Mayor Marion Barry, grappling to solve the District's financial crisis, yesterday proposed increasing the city's general sales tax rate from 5 to 6 percent -- an increase of 20 percent -- and abandoned as unworkable a new 5 percent tax on professional and trade services that he had proposed only one month ago.
The disintegration of the service tax proposal was the latest indication that a budget-balancing plan out-lined by Barry last month with great fanfare has been steadily falling apart.
For the past several days the mayor and key aides in his 16-month-old administration have been scurrying to find a workable solution to the city's financial ills. The activity comes in the face of increasing concern in various sectors of the city about the way the mayor is handling the budget crisis.
Barry proposed the service tax March 6 as part of his plan to stave off a projected budget deficit of $170 million.

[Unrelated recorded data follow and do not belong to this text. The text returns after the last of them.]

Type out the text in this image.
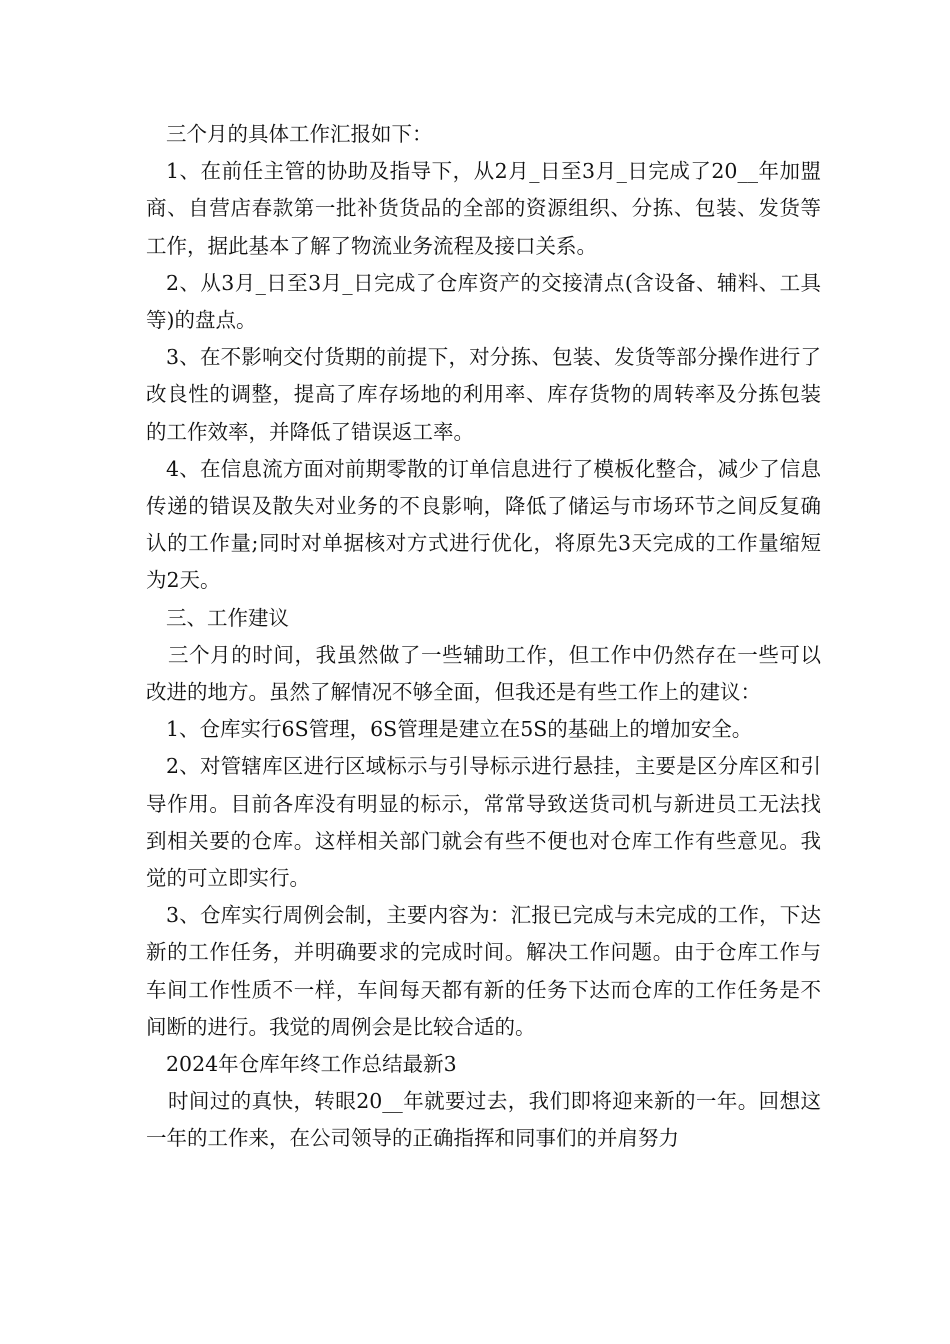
三个月的具体工作汇报如下：

1、在前任主管的协助及指导下，从2月_日至3月_日完成了20__年加盟商、自营店春款第一批补货货品的全部的资源组织、分拣、包装、发货等工作，据此基本了解了物流业务流程及接口关系。

2、从3月_日至3月_日完成了仓库资产的交接清点(含设备、辅料、工具等)的盘点。

3、在不影响交付货期的前提下，对分拣、包装、发货等部分操作进行了改良性的调整，提高了库存场地的利用率、库存货物的周转率及分拣包装的工作效率，并降低了错误返工率。

4、在信息流方面对前期零散的订单信息进行了模板化整合，减少了信息传递的错误及散失对业务的不良影响，降低了储运与市场环节之间反复确认的工作量;同时对单据核对方式进行优化，将原先3天完成的工作量缩短为2天。

三、工作建议

三个月的时间，我虽然做了一些辅助工作，但工作中仍然存在一些可以改进的地方。虽然了解情况不够全面，但我还是有些工作上的建议：

1、仓库实行6S管理，6S管理是建立在5S的基础上的增加安全。

2、对管辖库区进行区域标示与引导标示进行悬挂，主要是区分库区和引导作用。目前各库没有明显的标示，常常导致送货司机与新进员工无法找到相关要的仓库。这样相关部门就会有些不便也对仓库工作有些意见。我觉的可立即实行。

3、仓库实行周例会制，主要内容为：汇报已完成与未完成的工作，下达新的工作任务，并明确要求的完成时间。解决工作问题。由于仓库工作与车间工作性质不一样，车间每天都有新的任务下达而仓库的工作任务是不间断的进行。我觉的周例会是比较合适的。

2024年仓库年终工作总结最新3

时间过的真快，转眼20__年就要过去，我们即将迎来新的一年。回想这一年的工作来，在公司领导的正确指挥和同事们的并肩努力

Key City Council members, congressional leaders and citizens and business groups have been critical of the plan. They say it did not propose sufficient spending reductions; proposed to lay too many workers; would unfairly burden the business community with new taxes, and sought dangerous cut in such key city services as youth employment.
Barry had proposed $24.3 million in new taxes and user fees, a $61.8 million supplemental federal payment. $40 million in short-term loans and $46 million in spending reductions, including the elimination of 1,223 jobs -- 546 through layoffs. The $5.2 million service tax was part of the tax package.
Barry appeared yesterday before the Senate District Appropriations subcommittee and was told by its chairman, Sen. Patrick J. Leahy (D-Vt.), that the city probably would not receive the full $61.8 million supplemental payment.
Leahy told the mayor that the request appeared to include funds for some expenditures that the District should have anticipated, rather than the kind of unexpected outlays usually paid for through supplemental appropriations.
Leahy did not indicate how much the request might be reduced. But any cut would throw Barry's plan off course, since he is counting on the full $61.8 million to balance the budget.
The Barry announced his decision late yesterday in a letter to Council Chairman Arrington Dixon which stated that the revision was made in response to opposition to the service tax voiced by Council members.
Barry expressed concern that the council act on the taxes "early enough in the fiscal year to have sufficient impact," noting that "each day that passes without action limits further our abilities to respond effectively" to the budget crisis.
The proposal would raise the District's current 5 percent general sales tax to 6 percent, Virginia currently imposes a 4 percent sales tax and Maryland levies 5 percent -- a situation that Barry aides said could deter some consumers from doing their shoppingin the District.
Barry said, however, that the increase was "preferable to the other major option, an individual income-tax increase, which falls exclusively on D.C. residents and which could drive middle-income citizens to the suburbs."
The sales tax is considered a regressive tax because it is not based on the ability to pay and generally has its greatest impact on low-income residents. To offset this factor, Barry has proposed a new income-tax credit ranging from $3 to $5 per family member for sales taxes paid. The credit would be granted to families with incomes under $15,000 a year.
Barry said that the tax increase would raise $5.2 million this fiscal year, the same amount that the service tax would have raised, according to projections.